La brunette a redémarré sur les chapeaux de roue, dans un nuage de poussière, pour éviter le gros-cul qui fonçait à tombeaux ouverts sur la piste, derrière nous. Je lui en ai été reconnaissant, j'en avais un peu marre de manger de la poussière. Elle m'a dit qu'elle s'appelait Gab. Enfin, Gabrielle. Mais ça faisait trop fille à son goût. Va pour Gab !
Elle traversait les Kimberley pour aller apporter le matériel qu'elle trimballait à un groupe de touristes qui attendait à l'autre bout de la Gibb… Bon, pourquoi pas ? Ca me ferait faire une découverte du coin à moindre frais. D'autant qu'apparemment elle n'était pas pressée, n'étant attendue de l'autre côté que quelques jours plus tard. Elle m'a expliqué qu'être sur la route était pour elle une façon de prendre des congés, de s'aérer. Elle aimait les sensations procurées par la piste, les rencontres, les paysages qui défilent… Ouais, moi je voulais bien, tant qu'elle me transportait. En plus elle était mignonne et un peu aguicheuse, la petite Gab. 

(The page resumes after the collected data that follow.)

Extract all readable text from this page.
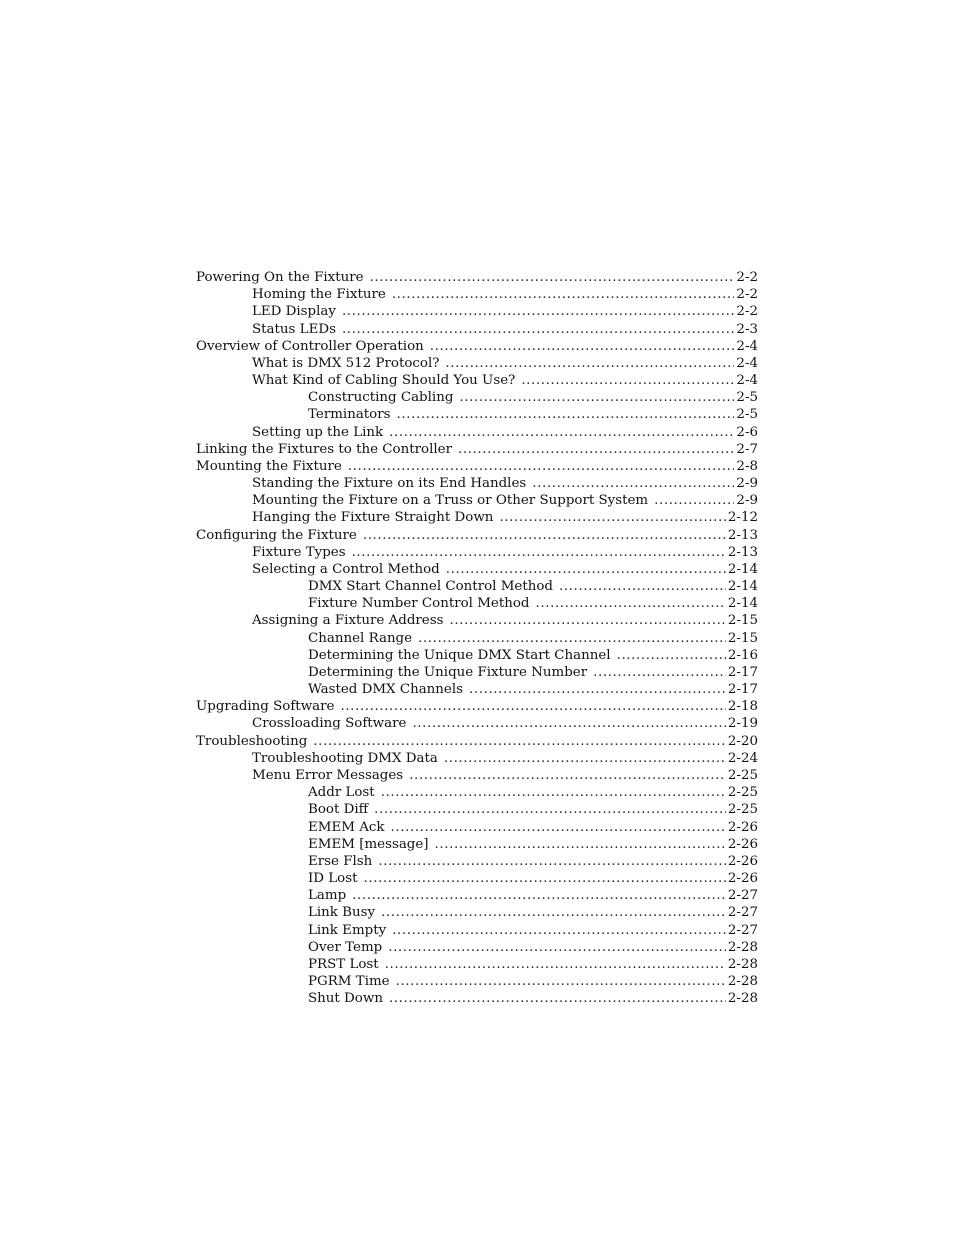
Powering On the Fixture .....	2-2
Homing the Fixture .....	2-2
LED Display .....	2-2
Status LEDs .....	2-3
Overview of Controller Operation .....	2-4
What is DMX 512 Protocol? .....	2-4
What Kind of Cabling Should You Use? .....	2-4
Constructing Cabling .....	2-5
Terminators .....	2-5
Setting up the Link .....	2-6
Linking the Fixtures to the Controller .....	2-7
Mounting the Fixture .....	2-8
Standing the Fixture on its End Handles .....	2-9
Mounting the Fixture on a Truss or Other Support System .....	2-9
Hanging the Fixture Straight Down .....	2-12
Configuring the Fixture .....	2-13
Fixture Types .....	2-13
Selecting a Control Method .....	2-14
DMX Start Channel Control Method .....	2-14
Fixture Number Control Method .....	2-14
Assigning a Fixture Address .....	2-15
Channel Range .....	2-15
Determining the Unique DMX Start Channel .....	2-16
Determining the Unique Fixture Number .....	2-17
Wasted DMX Channels .....	2-17
Upgrading Software .....	2-18
Crossloading Software .....	2-19
Troubleshooting .....	2-20
Troubleshooting DMX Data .....	2-24
Menu Error Messages .....	2-25
Addr Lost .....	2-25
Boot Diff .....	2-25
EMEM Ack .....	2-26
EMEM [message] .....	2-26
Erse Flsh .....	2-26
ID Lost .....	2-26
Lamp .....	2-27
Link Busy .....	2-27
Link Empty .....	2-27
Over Temp .....	2-28
PRST Lost .....	2-28
PGRM Time .....	2-28
Shut Down .....	2-28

Bref, le voyage s'annonçait sous les meilleurs auspices. On a parlé pendant un moment, d'elle, de moi, enfin les civilités et banalités d'usage. Elle avait une façon de me regarder en coin, avec un léger sourire ironique au coin de ses lèvres fines, qui me faisait craquer de plus en plus. J'en arrivais presque à oublier la poussière rouge qui déformait le paysage monotone de sable, termitières et spinifex(4). Sauf qu'au bout de quelques heures les vibrations de notre antique OKA me résonnaient dans toute la colonne vertébrale et le bruit infernal du moteur me pilonnait le crâne. Heureusement, Gab a paru s'apercevoir de mon coup de fatigue. Elle a soudain bifurqué sur une piste secondaire, à peine visible parmi les hautes herbes. Elle m'a expliqué qu'on allait faire une petite halte et se rafraîchir, elle m'emmenait dans ce qu'elle appelait affectueusement une de ses "piscines privées". Alléchante perspective.

Tout mon corps a soupiré de soulagement lorsque l'OKA a finalement stoppé. Je suis descendu, me suis étiré avec reconnaissance. L'après-midi était déjà bien avancé et le soleil tapait fort. Les eucalyptus fournissaient bien peu d'ombre… Mais le petit étang aux reflets vert émeraude encaissé au pied d'une paroi rocheuse ocre me tendait les bras. J'ai couru vers l'eau, quand Gab m'a arrêté d'une remarque sarcastique : "attention aux freshies, ils ne sont pas dangereux, mais tu n'es qu'un touriste". Je l'ai regardé, pas vexé pour deux sous de me faire prendre pour un touriste, plus préoccupé par contre par une éventuelle mais plausible rencontre avec un "freshie". Autrement dit un crocodile d'eau douce(… Elle a éclaté de rire. J'ai souri. Un sourire jaune. Il est vrai que seuls les crocodiles d'eau salée sont réputés agressifs et friands de bras ou de jambes humaines, mais quand même. "Laisse-les tranquille, ils t'ignoreront", fut son seul commentaire. Et avec pour tout maillot que sa petite culotte, elle a plongé dans l'eau limpide. Je l'ai suivi, autant attiré par son corps mince et ses seins ronds que j'entrevoyais dans l'onde que par la fraîcheur bienvenue sous ce soleil de plomb. Mais je suis resté près du bord. On ne sait jamais. On est resté longtemps dans l'eau, sans voir le moindre croco. Puis on est remonté dans l'OKA, lavé de notre poussière, mon moral nettement à la hausse, et on a repris le chemin de la Gibb. Non sans avoir eu un peu de mal à faire repartir notre engin. 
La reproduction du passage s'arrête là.